Tires are an enormous expense for fleet customers, so it’s no secret those customers want to do everything they can to get the most out of them. Here are nine ways fleets might experience premature tire wear or damage, as well as tips you can give them to swoop in and save their day—and their tires, too.
1. Under-Inflation/Low Tire Pressure
Under-inflated tires are a leading cause of tire failure on the road.
Tires typically lose up to 2% of their air pressure every month. A tire that is underinflated by as little as 2% can exhibit irregular wear and other tire issues. Worn valve stems and temperature changes can increase the amount of pressure loss, as can nail holes and other tire damage from demanding applications such as waste hauling.
Fleets should check their tire pressure at least once a week to help extend the life of their tires. One of the quickest and easiest methods of checking tire pressure data is to invest in a monitoring system. With these tools, tire pressure can be monitored accurately for all tires on the vehicle instantaneously. This can significantly extend the tire’s usable life.
2. Mismatched Tires
When tires are used in a dual position, as seen on drive and trailer positions in the U.S., having mismatched tires can significantly increase premature wear. The easiest method for identifying mismatched tires is examining the tread depth: Differences as small as 4/32nds can cause premature wear. Using tires from different manufacturers or pairing worn tires with new tires can cause this type of mismatch.
More accurate identification of mismatches can be found by examining the tires’ diameters. In some cases, tires can have identical tread depth but a different overall diameter due to engineering differences. This primarily occurs when using tires from different manufacturers. Differences in diameter as small as one quarter of an inch can significantly impact wear.
It’s vital to make sure tires in a dual position match. If one tire in a dual position is damaged and requires premature replacement, the fleet should ideally either replace both tires with matching new tires, or have an inventory of used tires on hand from which to select one that matches the remaining tire; otherwise, you may significantly reduce the life of the tires.
Lastly, mismatches between identical tires can be caused by differences in air pressure. Variances as small as 5 psi can cause the tires to be mismatched. This type of mismatch can occur even when the tire make, model, tread depth and diameter are identical.
3. Alignment Issues or Improper Toe Settings
One major culprit of tire wear that often goes undiagnosed is toe-in or toe-out misalignment of the axles, or alignment issues on trailer axles.
A steer tire is the best place to start when diagnosing alignment issues, because it most clearly shows the irregular wear. When we see lateral scrub on the steer tires, it’s usually an indication of toe or thrust wear from either steer axle misalignment or the drive thrust angle.
4. Mechanical Issues
Worn out parts such as king-pins, ball joints and wheel bearings, as well as loose U-bolts, can have a huge impact on tire wear. The tire is a message board of what is happening with the truck. Continental experts can often look at tire wear and use it to diagnose a truck’s mechanical or maintenance issues. The wear patterns typically seen with mechanical issues include spotty and diagonal wear.
5. Incorrect Tire for the Application
Using the wrong type of tire for a fleet’s specific application can lead to premature wear and damage. For example, using a fuel-efficient long-haul drive tire in a local/regional application could cause tire wear from high torque or cut-and-chip damage because it’s not designed to withstand that type of application. Commercial tires are engineered for specific applications, and it is important to use the right tire for the fleet’s needs. Tire tread depth, groove geometry, tread compounds and other engineering factors all play a role in tire wear.

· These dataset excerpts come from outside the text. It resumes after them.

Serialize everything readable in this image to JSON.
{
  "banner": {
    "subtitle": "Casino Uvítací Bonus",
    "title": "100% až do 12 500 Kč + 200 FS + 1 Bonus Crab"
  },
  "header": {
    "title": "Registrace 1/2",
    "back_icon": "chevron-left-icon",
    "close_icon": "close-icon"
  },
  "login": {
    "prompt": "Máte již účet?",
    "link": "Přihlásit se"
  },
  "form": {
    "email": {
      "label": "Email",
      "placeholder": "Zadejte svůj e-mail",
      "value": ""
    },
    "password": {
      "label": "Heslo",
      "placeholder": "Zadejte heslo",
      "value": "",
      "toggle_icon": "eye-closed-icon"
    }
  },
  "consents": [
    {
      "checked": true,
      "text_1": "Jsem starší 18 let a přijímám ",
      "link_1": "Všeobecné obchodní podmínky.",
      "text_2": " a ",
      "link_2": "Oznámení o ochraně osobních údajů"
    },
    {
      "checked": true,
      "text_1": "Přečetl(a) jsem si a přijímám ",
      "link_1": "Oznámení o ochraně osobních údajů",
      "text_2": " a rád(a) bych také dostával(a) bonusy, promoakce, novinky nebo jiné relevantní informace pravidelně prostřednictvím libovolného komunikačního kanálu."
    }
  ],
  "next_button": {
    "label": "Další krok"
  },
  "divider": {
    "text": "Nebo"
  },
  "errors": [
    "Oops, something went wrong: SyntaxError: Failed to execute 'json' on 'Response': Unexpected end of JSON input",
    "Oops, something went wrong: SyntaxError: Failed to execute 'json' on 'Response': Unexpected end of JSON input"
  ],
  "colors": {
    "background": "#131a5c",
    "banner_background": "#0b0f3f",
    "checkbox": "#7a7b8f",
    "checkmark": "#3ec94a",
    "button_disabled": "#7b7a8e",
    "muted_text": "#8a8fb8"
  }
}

6. Tire Bead Seating/Assembly
If the tire is not seated properly to the wheel flange area, the tire and wheel assembly will have an “out of round” posture that creates wear. If, for some reason, the tire bead doesn’t fit into the wheel properly—for example, if the tire was not sufficiently lubed during installation—it will not properly center onto the wheel flange. This prevents the tread from lying flat as the tire rolls forward and backward and causes uneven wear on the shoulders of the tire.
7. High Speed on Super Singles
New-generation wide base or “super single” tires have a tread mass that is much larger than that of a traditional tire. This causes the tire to crown at high speeds, creating a tire wear pattern similar to that seen with mismatched tires. This type of premature wear can be avoided by respecting the maximum speed posted by the tire manufacturer.
8. High Torque
Excessive torque causes heel and toe wear patterns on drive tires. This type of wear can be avoided by adjusting the truck to reduce torque, or by driving more slowly. However, real-world situations sometimes prevent fleets from taking these measures. If it can’t be avoided, then drive tires should be rotated frequently to “even out” the wear patterns.
9. Road Hazard/Impact
Premature damage to a tire is often caused by a road hazard or impact. However, the impact frequently goes unobserved until the tire is removed. Impact damage can almost always be identified on a demounted tire. Continental experts look for visual clues that impact has occurred, including radial splits, condition of the rubber after failure, the specific way the reinforcement wires come apart and indications of heat generation.